ANY GOOD-SIZED GRANITE STONE you come upon in Enon, and by good-sized I mean large enough to step or climb on without it rolling, has at one time or another in the past three hundred and fifty years had a sermon preached in front of, on top of, or from behind it. Such stones are scattered all over the area. Several have bronze plaques bolted to them commemorating local, formerly less obscure occasions when a minister, usually itinerant, usually involved in the Great Awakening, preached the Word to the local farmers and merchants, often to electrifying effect, if old accounts are to be believed. There’s Pulpit Rock in Rowley, and Whitfield’s Rock in Ipswich. Enon has Peters’s Pulpit, which is where Hugh Peters preached the village’s first sermon, in 1642, presumably on John 3:23 and the surrounding verses. Peters later returned to England, where Cromwell appointed him a chaplain and he was beheaded on Tower Hill after the restoration of Charles II. Peters did not preach his sermon by the rock that now commemorates the occasion. The site is located on the northeastern shore of Enon Lake, in a patch of meadow. There is no path to the rock or sign indicating its existence. Donny Leavitt and his two helpers in the DPW, a pair of hangdog older guys who usually stand around over a pile of dirt or wheelbarrow full of hot asphalt chain-smoking, mow the meadow every two weeks, although not a soul outside the village knows of the site, and no one from the village ever visits it. There was originally a hill on the site, with a broad, moderate slope and a granite brow. Peters preached to the villagers from the top of the hill.
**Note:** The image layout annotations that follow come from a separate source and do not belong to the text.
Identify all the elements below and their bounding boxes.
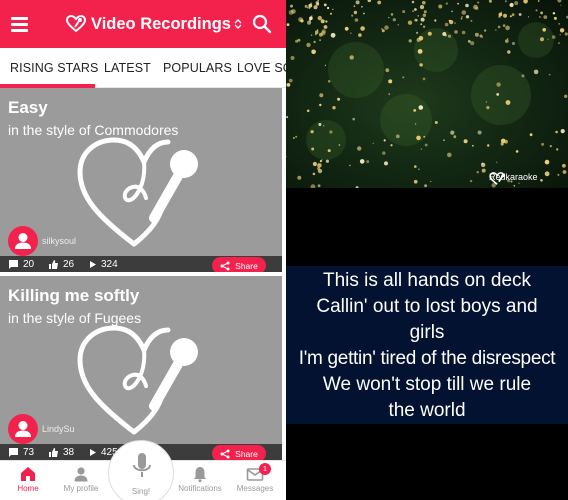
lyric-line: This is all hands on deck bbox=[322, 270, 532, 291]
heart-mic-logo-icon bbox=[66, 15, 86, 33]
bokeh-background bbox=[286, 0, 568, 188]
nav-notifications[interactable]: Notifications bbox=[172, 465, 228, 493]
nav-notifications-label: Notifications bbox=[178, 484, 222, 493]
nav-profile-label: My profile bbox=[63, 484, 99, 493]
share-icon bbox=[220, 449, 230, 458]
sort-caret-icon bbox=[234, 19, 242, 29]
share-button[interactable]: Share bbox=[212, 445, 266, 460]
microphone-icon bbox=[133, 453, 151, 477]
song-title: Killing me softly bbox=[8, 286, 140, 305]
heart-mic-watermark-icon bbox=[77, 137, 198, 247]
lyric-line: the world bbox=[388, 400, 466, 421]
song-style: in the style of Commodores bbox=[8, 122, 179, 138]
lyric-line: Callin' out to lost boys and bbox=[316, 296, 538, 317]
likes-count: 26 bbox=[63, 259, 75, 270]
search-icon[interactable] bbox=[250, 12, 274, 36]
person-icon bbox=[74, 467, 88, 482]
messages-badge: 1 bbox=[259, 463, 271, 475]
lyrics-panel: This is all hands on deck Callin' out to… bbox=[286, 266, 568, 424]
nav-home[interactable]: Home bbox=[0, 465, 56, 493]
song-style: in the style of Fugees bbox=[8, 310, 142, 326]
likes-stat[interactable]: 26 bbox=[48, 259, 74, 270]
comments-stat[interactable]: 73 bbox=[8, 447, 34, 458]
recordings-app: Video Recordings RISING STARS LATEST POP… bbox=[0, 0, 286, 500]
nav-messages-label: Messages bbox=[236, 484, 274, 493]
lyric-line: girls bbox=[409, 322, 445, 343]
share-label: Share bbox=[235, 448, 258, 459]
likes-stat[interactable]: 38 bbox=[48, 447, 74, 458]
thumbs-up-icon bbox=[49, 448, 58, 457]
likes-count: 38 bbox=[63, 447, 75, 458]
recording-card[interactable]: Easy in the style of Commodores silkysou… bbox=[0, 88, 282, 272]
category-tabs: RISING STARS LATEST POPULARS LOVE SO bbox=[0, 48, 286, 88]
comment-icon bbox=[9, 448, 18, 457]
home-icon bbox=[21, 467, 35, 481]
play-icon bbox=[90, 261, 96, 268]
comments-stat[interactable]: 20 bbox=[8, 259, 34, 270]
tab-rising-stars[interactable]: RISING STARS bbox=[10, 61, 98, 75]
thumbs-up-icon bbox=[49, 260, 58, 269]
comments-count: 20 bbox=[23, 259, 35, 270]
tab-populars[interactable]: POPULARS bbox=[163, 61, 232, 75]
username[interactable]: LindySu bbox=[42, 424, 75, 434]
share-label: Share bbox=[235, 260, 258, 271]
page-title: Video Recordings bbox=[91, 14, 231, 33]
plays-stat: 324 bbox=[88, 259, 118, 270]
title-dropdown[interactable]: Video Recordings bbox=[66, 10, 242, 38]
comments-count: 73 bbox=[23, 447, 35, 458]
nav-home-label: Home bbox=[17, 484, 39, 493]
menu-icon[interactable] bbox=[8, 12, 32, 36]
share-button[interactable]: Share bbox=[212, 257, 266, 272]
share-icon bbox=[220, 261, 230, 270]
card-stats-bar: 20 26 324 Share bbox=[0, 256, 282, 272]
video-frame[interactable]: Redkaraoke bbox=[286, 0, 568, 188]
nav-my-profile[interactable]: My profile bbox=[53, 465, 109, 493]
redkaraoke-watermark: Redkaraoke bbox=[489, 172, 538, 185]
lyric-line: We won't stop till we rule bbox=[322, 374, 532, 395]
sing-label: Sing! bbox=[131, 487, 151, 496]
heart-mic-watermark-icon bbox=[77, 325, 198, 435]
avatar[interactable] bbox=[8, 414, 38, 444]
recording-card[interactable]: Killing me softly in the style of Fugees… bbox=[0, 276, 282, 460]
video-player: Redkaraoke This is all hands on deck Cal… bbox=[286, 0, 568, 500]
avatar[interactable] bbox=[8, 226, 38, 256]
heart-mic-logo-icon bbox=[489, 172, 505, 185]
song-title: Easy bbox=[8, 98, 48, 117]
comment-icon bbox=[9, 260, 18, 269]
username[interactable]: silkysoul bbox=[42, 236, 76, 246]
tab-latest[interactable]: LATEST bbox=[104, 61, 151, 75]
play-icon bbox=[90, 449, 96, 456]
plays-count: 324 bbox=[101, 259, 118, 270]
tab-love-songs[interactable]: LOVE SO bbox=[237, 61, 286, 75]
bell-icon bbox=[194, 467, 206, 483]
nav-messages[interactable]: 1 Messages bbox=[227, 463, 283, 493]
app-bar: Video Recordings bbox=[0, 0, 286, 48]
lyric-line: I'm gettin' tired of the disrespect bbox=[298, 348, 556, 369]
I imagine that little group of people, gathered in a small clearing in the middle of what was then wilderness, full of wolves and dismayed, abraded Indians, on a blustery Saturday morning in October, perhaps with clouds gathering and rolling across the horizon behind Peters on the summit, banking and releasing the light, intermittently spattering the trees and the grass and the rock and the congregation with fat drops of rain, and Peters on high, exhorting, perhaps even using the weather as an occasion to emphasize the verses he preached, about the darkness that men love because they are wicked, and the light of God coming into the world being its condemnation, and how this small brood of souls must lift up the serpent in the wilderness, must lift up Christ on His cross in this wilderness and flood its shadows with glory and light.